Published online by Cambridge University Press: 17 March 2023
This volume has two aims: to explore the origins, context and content of the anchoritic and mystical texts produced in England during the Middle Ages, and to examine the ways in which these texts may be studied and taught today. It is a volume that foregrounds issues of context and interaction, seeking both to position medieval spiritual writings against a surprisingly wide range of contemporary contexts and also to face the challenge of making these texts accessible to a wider readership. The volume provides new scholarly and critical essays, incorporating historical, literary and theological perspectives, which are designed to inform both research and teaching.
The first four essays, comprising Part I of the book, offer background information necessary for contextualising anchoritic and mystic texts. Jones and Dyas set anchoritic writings in the context of the historical and theological development of the eremitic tradition. Jones outlines the history and practice of medieval English hermits and anchorites, and examines the way in which the anchoritic tradition intersects strikingly with the Middle English mystics; literature produced for an anchoritic milieu in the late twelfth and early thirteenth centuries, including Aelred's De Institutione Inclusarum and Ancrene Wisse, was readily adapted for new religious purposes in the fourteenth and fifteenth. Dyas examines the biblical and historical origins of the wilderness motif, which crucially, and occasionally paradoxically, interacted with shifting contemporary preoccupations and thus informed and shaped the theory and practice of the anchoritic life in England.
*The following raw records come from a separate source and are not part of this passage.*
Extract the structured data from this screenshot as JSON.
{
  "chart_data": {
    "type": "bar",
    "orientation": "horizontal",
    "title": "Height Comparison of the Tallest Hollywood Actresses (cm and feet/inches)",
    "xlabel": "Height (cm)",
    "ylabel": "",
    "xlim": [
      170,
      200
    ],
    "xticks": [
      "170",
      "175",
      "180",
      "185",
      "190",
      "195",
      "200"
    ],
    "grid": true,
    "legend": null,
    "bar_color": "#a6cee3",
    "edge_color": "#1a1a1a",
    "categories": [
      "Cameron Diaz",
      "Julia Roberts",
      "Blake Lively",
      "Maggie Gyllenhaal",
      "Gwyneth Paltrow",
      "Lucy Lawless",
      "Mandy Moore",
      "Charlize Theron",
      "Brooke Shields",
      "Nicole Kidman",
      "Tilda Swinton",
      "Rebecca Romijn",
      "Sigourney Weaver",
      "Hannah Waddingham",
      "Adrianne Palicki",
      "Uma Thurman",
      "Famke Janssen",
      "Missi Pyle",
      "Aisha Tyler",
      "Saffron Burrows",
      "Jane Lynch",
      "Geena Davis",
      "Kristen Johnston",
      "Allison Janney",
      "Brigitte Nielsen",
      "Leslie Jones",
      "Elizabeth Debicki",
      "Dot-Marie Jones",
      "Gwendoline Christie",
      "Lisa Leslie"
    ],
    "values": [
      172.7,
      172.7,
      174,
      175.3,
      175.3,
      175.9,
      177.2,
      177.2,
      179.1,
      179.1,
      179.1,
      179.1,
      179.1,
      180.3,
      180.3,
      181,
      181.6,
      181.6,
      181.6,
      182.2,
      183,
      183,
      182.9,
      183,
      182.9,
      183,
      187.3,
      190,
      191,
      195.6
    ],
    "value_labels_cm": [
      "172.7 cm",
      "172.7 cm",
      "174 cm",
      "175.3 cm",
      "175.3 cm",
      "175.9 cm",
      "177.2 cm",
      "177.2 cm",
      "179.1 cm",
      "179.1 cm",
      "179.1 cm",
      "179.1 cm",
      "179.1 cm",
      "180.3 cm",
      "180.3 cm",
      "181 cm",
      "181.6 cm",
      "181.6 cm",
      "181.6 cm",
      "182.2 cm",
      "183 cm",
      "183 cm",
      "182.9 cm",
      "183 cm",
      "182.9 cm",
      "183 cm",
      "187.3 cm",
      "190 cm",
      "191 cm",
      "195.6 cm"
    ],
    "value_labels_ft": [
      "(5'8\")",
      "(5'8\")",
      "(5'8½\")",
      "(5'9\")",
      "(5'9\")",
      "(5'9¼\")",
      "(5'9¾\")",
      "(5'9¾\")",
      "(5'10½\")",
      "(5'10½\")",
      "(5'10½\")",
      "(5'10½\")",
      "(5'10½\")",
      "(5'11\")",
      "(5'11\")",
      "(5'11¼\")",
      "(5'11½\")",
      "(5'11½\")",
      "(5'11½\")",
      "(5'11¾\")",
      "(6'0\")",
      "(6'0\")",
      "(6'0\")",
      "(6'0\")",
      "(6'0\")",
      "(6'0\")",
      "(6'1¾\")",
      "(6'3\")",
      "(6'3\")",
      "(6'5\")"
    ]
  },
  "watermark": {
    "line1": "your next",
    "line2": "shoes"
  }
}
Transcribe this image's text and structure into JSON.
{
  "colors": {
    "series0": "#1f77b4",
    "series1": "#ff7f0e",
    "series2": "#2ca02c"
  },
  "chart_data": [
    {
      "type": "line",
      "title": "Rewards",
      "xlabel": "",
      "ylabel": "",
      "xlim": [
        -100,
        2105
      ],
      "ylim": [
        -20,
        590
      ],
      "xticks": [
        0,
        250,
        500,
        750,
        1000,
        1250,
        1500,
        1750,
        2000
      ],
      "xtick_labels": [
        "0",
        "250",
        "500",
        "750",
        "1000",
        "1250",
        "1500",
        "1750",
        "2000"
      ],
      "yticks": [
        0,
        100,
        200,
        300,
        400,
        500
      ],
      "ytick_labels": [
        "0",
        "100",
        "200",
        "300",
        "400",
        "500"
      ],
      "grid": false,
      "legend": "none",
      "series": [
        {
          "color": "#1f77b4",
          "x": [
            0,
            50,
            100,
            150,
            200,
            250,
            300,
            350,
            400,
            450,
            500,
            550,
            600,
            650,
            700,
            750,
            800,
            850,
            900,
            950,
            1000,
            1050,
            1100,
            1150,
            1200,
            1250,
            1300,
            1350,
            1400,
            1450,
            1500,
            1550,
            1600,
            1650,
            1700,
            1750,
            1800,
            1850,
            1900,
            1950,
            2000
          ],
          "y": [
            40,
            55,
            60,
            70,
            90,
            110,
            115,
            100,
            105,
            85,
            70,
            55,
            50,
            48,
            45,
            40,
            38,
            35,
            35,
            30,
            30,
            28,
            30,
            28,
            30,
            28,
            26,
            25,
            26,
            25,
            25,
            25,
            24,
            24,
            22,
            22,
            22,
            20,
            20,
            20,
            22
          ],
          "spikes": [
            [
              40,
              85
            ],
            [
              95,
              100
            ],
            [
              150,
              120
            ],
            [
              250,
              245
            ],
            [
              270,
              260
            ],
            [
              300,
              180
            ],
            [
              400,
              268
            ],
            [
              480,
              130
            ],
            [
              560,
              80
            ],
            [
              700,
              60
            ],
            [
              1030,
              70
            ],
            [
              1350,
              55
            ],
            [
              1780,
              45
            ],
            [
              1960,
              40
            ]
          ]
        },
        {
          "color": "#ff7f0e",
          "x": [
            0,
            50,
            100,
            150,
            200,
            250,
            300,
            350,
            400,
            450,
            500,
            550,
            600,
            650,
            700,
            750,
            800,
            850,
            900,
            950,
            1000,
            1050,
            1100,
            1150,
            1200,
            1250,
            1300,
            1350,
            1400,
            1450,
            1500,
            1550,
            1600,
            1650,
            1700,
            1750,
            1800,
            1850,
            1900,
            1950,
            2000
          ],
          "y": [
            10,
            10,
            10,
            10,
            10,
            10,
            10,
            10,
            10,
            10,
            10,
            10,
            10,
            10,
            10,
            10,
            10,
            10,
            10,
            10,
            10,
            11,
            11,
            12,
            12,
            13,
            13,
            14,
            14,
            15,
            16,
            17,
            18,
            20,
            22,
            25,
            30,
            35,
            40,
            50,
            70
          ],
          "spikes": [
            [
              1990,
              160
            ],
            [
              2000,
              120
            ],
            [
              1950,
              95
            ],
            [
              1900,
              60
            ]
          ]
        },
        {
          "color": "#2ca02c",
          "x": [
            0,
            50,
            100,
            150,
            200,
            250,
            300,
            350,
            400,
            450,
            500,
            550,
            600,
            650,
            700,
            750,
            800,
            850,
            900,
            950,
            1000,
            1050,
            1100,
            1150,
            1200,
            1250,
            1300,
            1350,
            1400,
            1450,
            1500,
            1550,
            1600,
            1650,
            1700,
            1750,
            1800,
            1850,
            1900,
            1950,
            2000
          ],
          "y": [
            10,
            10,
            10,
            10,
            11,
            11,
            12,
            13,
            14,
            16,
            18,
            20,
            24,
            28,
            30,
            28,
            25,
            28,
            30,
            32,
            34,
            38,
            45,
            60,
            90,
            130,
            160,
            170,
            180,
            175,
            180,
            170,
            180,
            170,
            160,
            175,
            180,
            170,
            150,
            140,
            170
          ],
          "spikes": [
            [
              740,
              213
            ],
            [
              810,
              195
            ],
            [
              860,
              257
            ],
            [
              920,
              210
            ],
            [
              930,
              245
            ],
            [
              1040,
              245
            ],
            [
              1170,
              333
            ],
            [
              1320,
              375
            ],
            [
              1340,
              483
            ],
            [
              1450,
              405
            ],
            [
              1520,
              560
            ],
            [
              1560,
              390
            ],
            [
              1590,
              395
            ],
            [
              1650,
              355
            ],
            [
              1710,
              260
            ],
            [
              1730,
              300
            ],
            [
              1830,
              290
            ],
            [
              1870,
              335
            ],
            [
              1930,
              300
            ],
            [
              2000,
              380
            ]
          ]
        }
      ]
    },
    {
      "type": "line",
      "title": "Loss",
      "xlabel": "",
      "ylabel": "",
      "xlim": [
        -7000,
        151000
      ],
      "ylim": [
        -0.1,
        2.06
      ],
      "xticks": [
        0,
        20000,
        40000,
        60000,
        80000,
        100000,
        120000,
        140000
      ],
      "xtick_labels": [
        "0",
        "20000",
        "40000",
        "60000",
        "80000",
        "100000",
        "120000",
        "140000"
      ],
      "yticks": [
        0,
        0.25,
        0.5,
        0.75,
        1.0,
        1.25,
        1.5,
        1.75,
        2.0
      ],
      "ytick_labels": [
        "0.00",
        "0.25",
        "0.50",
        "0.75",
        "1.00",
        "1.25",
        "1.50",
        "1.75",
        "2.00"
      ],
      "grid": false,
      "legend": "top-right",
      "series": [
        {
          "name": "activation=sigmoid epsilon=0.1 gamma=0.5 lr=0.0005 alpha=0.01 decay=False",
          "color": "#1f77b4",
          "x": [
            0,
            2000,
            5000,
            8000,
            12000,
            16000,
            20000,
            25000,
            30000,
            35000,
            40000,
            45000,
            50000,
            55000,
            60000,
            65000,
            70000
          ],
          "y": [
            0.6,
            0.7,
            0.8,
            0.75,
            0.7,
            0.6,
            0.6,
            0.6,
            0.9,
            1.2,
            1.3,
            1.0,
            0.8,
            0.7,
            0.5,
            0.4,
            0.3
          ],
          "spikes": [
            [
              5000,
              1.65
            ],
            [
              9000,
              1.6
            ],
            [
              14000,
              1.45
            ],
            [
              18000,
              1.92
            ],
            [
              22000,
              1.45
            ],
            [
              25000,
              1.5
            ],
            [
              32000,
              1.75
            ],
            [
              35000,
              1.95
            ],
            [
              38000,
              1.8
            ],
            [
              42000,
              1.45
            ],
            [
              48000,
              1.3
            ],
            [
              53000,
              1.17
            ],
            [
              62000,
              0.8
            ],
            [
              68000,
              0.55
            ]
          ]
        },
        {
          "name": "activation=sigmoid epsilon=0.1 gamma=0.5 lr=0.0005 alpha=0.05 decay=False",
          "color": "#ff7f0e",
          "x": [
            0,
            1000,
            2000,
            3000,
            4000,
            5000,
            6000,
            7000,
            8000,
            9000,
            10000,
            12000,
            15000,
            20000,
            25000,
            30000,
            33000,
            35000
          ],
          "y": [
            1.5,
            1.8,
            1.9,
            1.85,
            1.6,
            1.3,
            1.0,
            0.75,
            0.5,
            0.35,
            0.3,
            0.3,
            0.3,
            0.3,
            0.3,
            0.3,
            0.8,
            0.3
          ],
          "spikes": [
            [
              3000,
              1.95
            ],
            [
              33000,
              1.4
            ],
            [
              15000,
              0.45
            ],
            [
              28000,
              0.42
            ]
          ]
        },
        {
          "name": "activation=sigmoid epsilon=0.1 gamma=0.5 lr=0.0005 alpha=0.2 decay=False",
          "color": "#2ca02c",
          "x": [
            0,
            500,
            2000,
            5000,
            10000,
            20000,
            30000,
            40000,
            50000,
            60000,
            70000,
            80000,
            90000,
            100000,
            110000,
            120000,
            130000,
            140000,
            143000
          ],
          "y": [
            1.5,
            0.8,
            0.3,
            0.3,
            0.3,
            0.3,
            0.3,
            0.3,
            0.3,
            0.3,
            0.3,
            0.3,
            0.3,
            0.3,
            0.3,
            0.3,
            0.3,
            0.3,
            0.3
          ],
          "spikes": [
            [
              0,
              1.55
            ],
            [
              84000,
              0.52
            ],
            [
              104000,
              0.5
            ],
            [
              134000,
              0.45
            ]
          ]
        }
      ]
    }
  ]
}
Edden charts the spread of monastic devotional practices to the laity, which nurtured a thirst for private prayer and meditation, and surveys individual and corporate manifestations of this lay spirituality, which fuelled the demand for devotional and mystic texts and created a milieu in which some felt themselves compelled to embark on the contemplative life. Bhattacharji traces the origins, development, practice and meaning of ‘contemplation’, a concept frequently taken for granted, yet, as she demonstrates, rewarding closer examination.
The second part of the book comprises essays that offer new scholarly and critical approaches to five central figures of the medieval English mystical tradition: Rolle, Hilton, the anonymous author of The Cloud of Unknowing, Julian of Norwich and Margery Kempe.